In 1578, she joined Eric on his war expedition to support Juan d'Austria in Namur. The same year, Eric was employed by Philip of Spain in his attempt to conquer Portugal. Dorothea lived at the Spanish court, and became a personal friend of the King. He made instructions that certain amounts of her spouse's salary be given to her rather than to him, granted her personal gifts, a patent for working certain gold-mines, and the succession of her spouse to Tortona, the dower estate of her mother in Italy, upon her mother's death.

In 1582, Dorothea persuaded Archbishop Granvelle to recommend Eric to the post of Viceroy of Naples. However, he died in 1584. After the death of Eric, Dorothea joined her mother in Tortona. In 1589, she met her niece Christina of Lorraine in Lyon and escorted her to her marriage with the Grand Duke of Tuscany in Marseilles.

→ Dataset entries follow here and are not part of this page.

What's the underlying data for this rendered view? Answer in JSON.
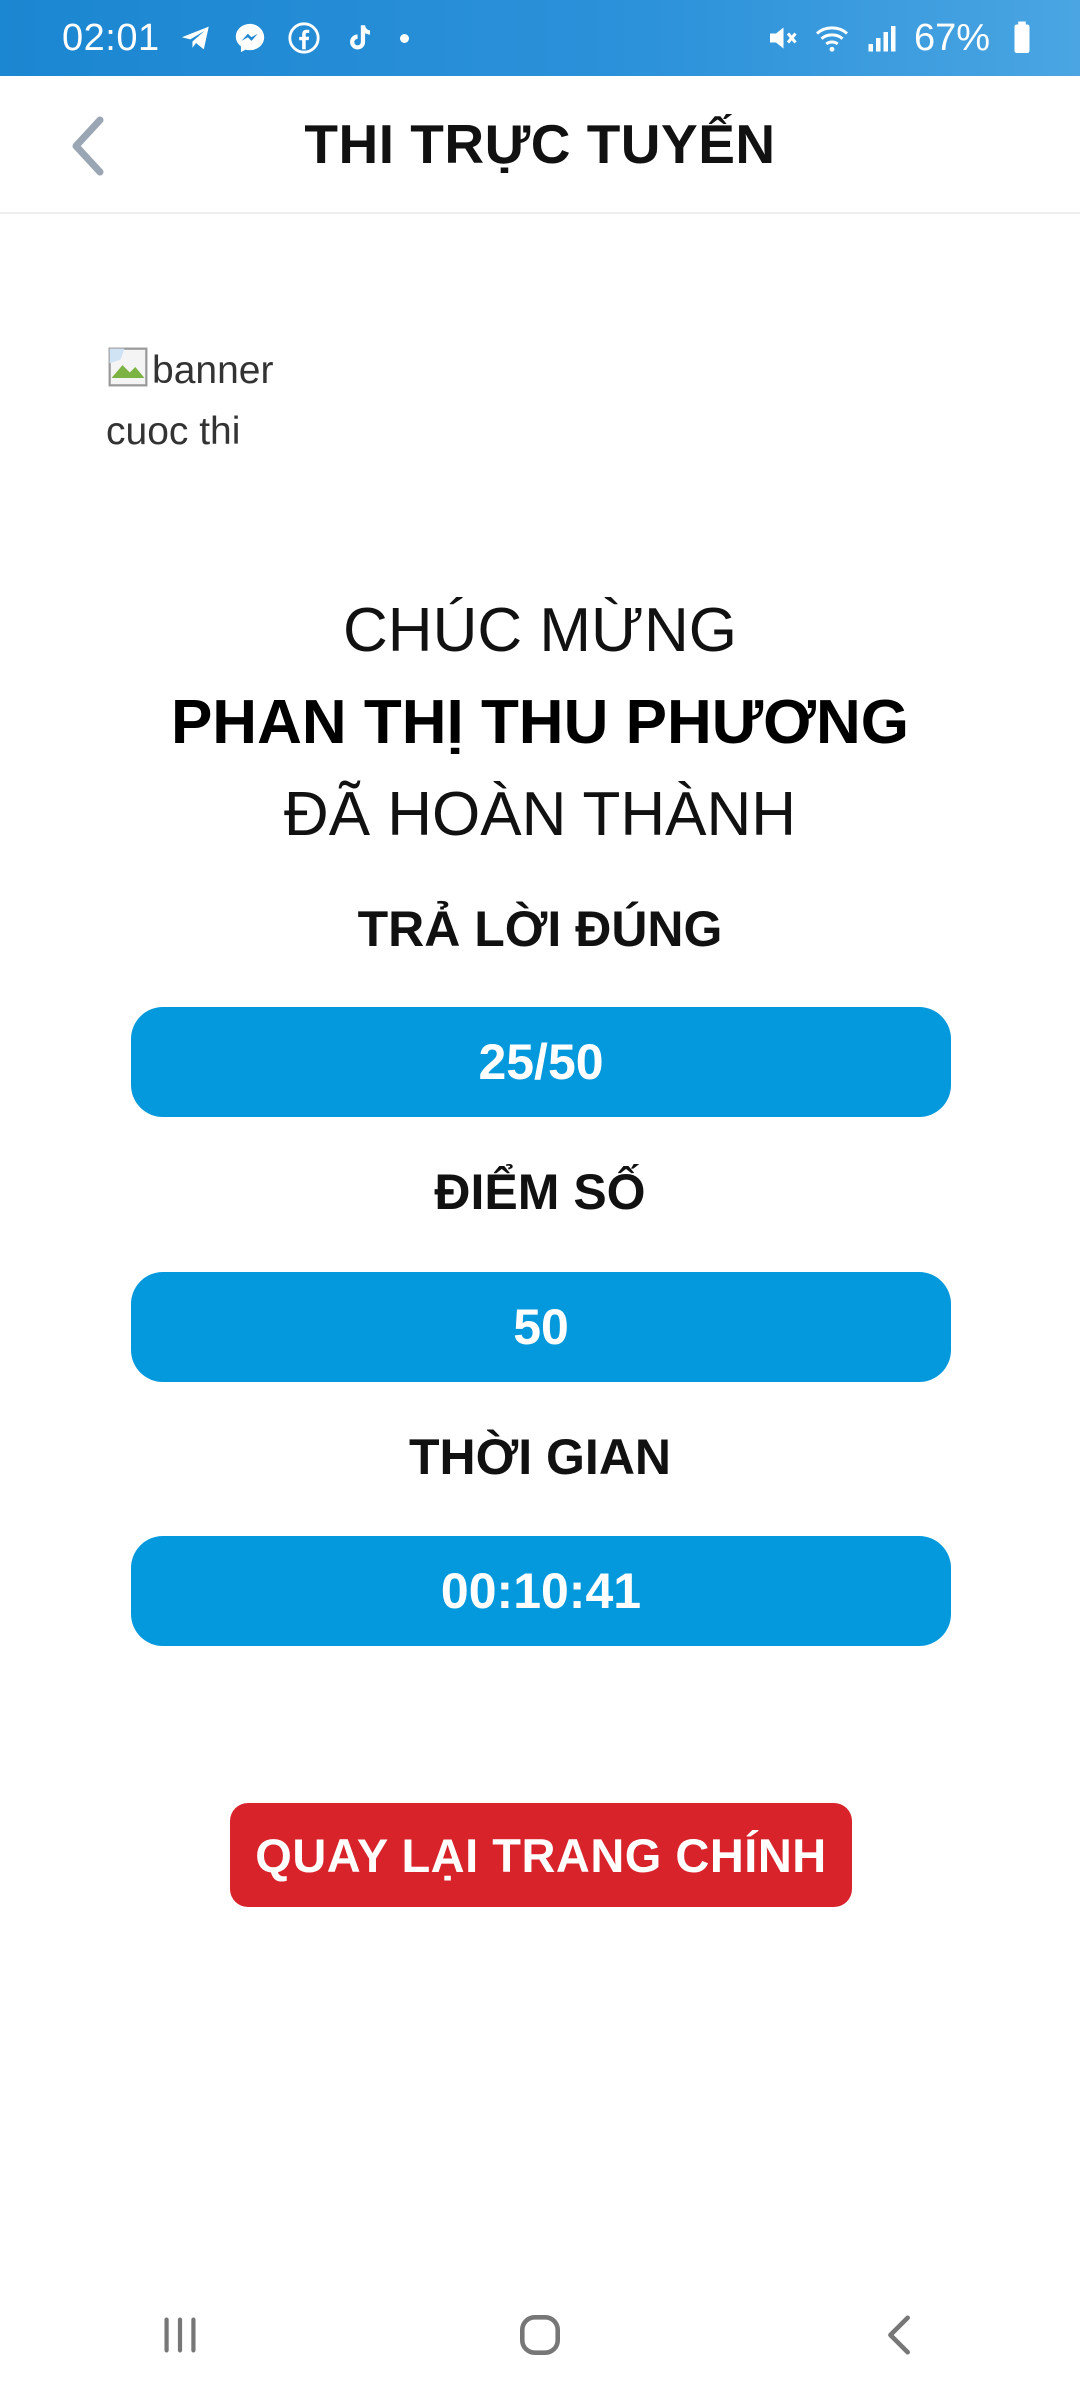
{
  "status_bar": {
    "time": "02:01",
    "notification_icons": [
      "telegram-icon",
      "messenger-icon",
      "facebook-icon",
      "tiktok-icon"
    ],
    "battery": "67%"
  },
  "header": {
    "title": "THI TRỰC TUYẾN",
    "back_icon": "chevron-left-icon"
  },
  "banner": {
    "alt_text": "banner cuoc thi"
  },
  "congrats": {
    "line1": "CHÚC MỪNG",
    "name": "PHAN THỊ THU PHƯƠNG",
    "line3": "ĐÃ HOÀN THÀNH"
  },
  "results": {
    "correct_label": "TRẢ LỜI ĐÚNG",
    "correct_value": "25/50",
    "score_label": "ĐIỂM SỐ",
    "score_value": "50",
    "time_label": "THỜI GIAN",
    "time_value": "00:10:41"
  },
  "actions": {
    "home_button_label": "QUAY LẠI TRANG CHÍNH"
  },
  "colors": {
    "accent_blue": "#0399dc",
    "button_red": "#d9232b",
    "status_bar_blue": "#1b86d1"
  }
}
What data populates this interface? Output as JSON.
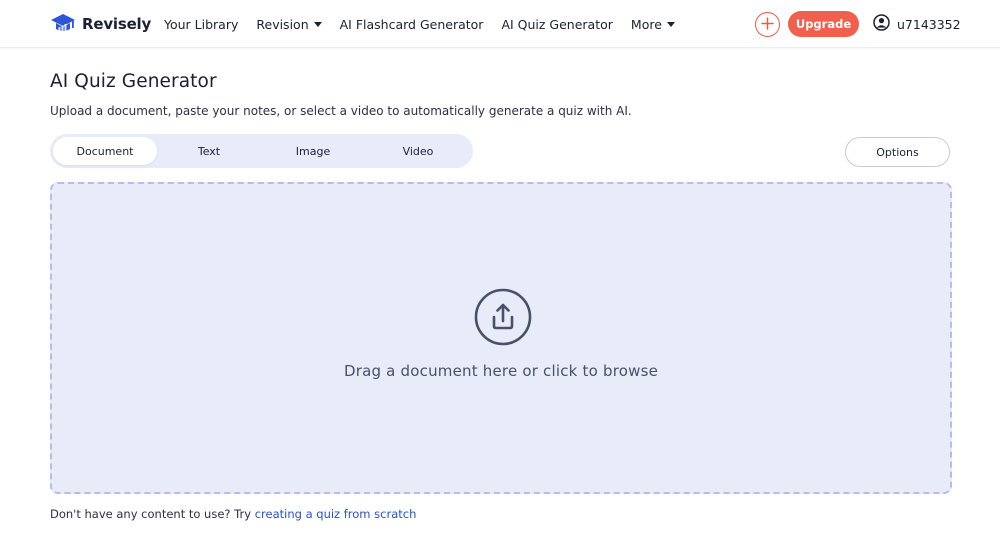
{
  "brand": {
    "name": "Revisely"
  },
  "nav": {
    "items": [
      {
        "label": "Your Library",
        "has_caret": false
      },
      {
        "label": "Revision",
        "has_caret": true
      },
      {
        "label": "AI Flashcard Generator",
        "has_caret": false
      },
      {
        "label": "AI Quiz Generator",
        "has_caret": false
      },
      {
        "label": "More",
        "has_caret": true
      }
    ],
    "upgrade_label": "Upgrade",
    "username": "u7143352"
  },
  "page": {
    "title": "AI Quiz Generator",
    "description": "Upload a document, paste your notes, or select a video to automatically generate a quiz with AI."
  },
  "tabs": [
    {
      "label": "Document",
      "active": true
    },
    {
      "label": "Text",
      "active": false
    },
    {
      "label": "Image",
      "active": false
    },
    {
      "label": "Video",
      "active": false
    }
  ],
  "options_label": "Options",
  "dropzone": {
    "text": "Drag a document here or click to browse",
    "icon": "upload-icon"
  },
  "footer": {
    "prefix": "Don't have any content to use? Try ",
    "link_text": "creating a quiz from scratch"
  },
  "colors": {
    "accent": "#f0604c",
    "brand_blue": "#2d55d8",
    "panel_bg": "#e8ebf8",
    "link": "#2d4fc9"
  }
}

In 1597 she married secondly with a French noble, Marc de Rye de la Palud, Marquis de Varambon, Comte de la Roche et de Villersexel, who died one year later, in December 1598. In 1608, she returned to Lorraine to nurse her brother on his deathbed. She remained in Lorraine the rest of her life, dying aged 76 in 1621. She was buried in the Église des Cordeliers, Nancy.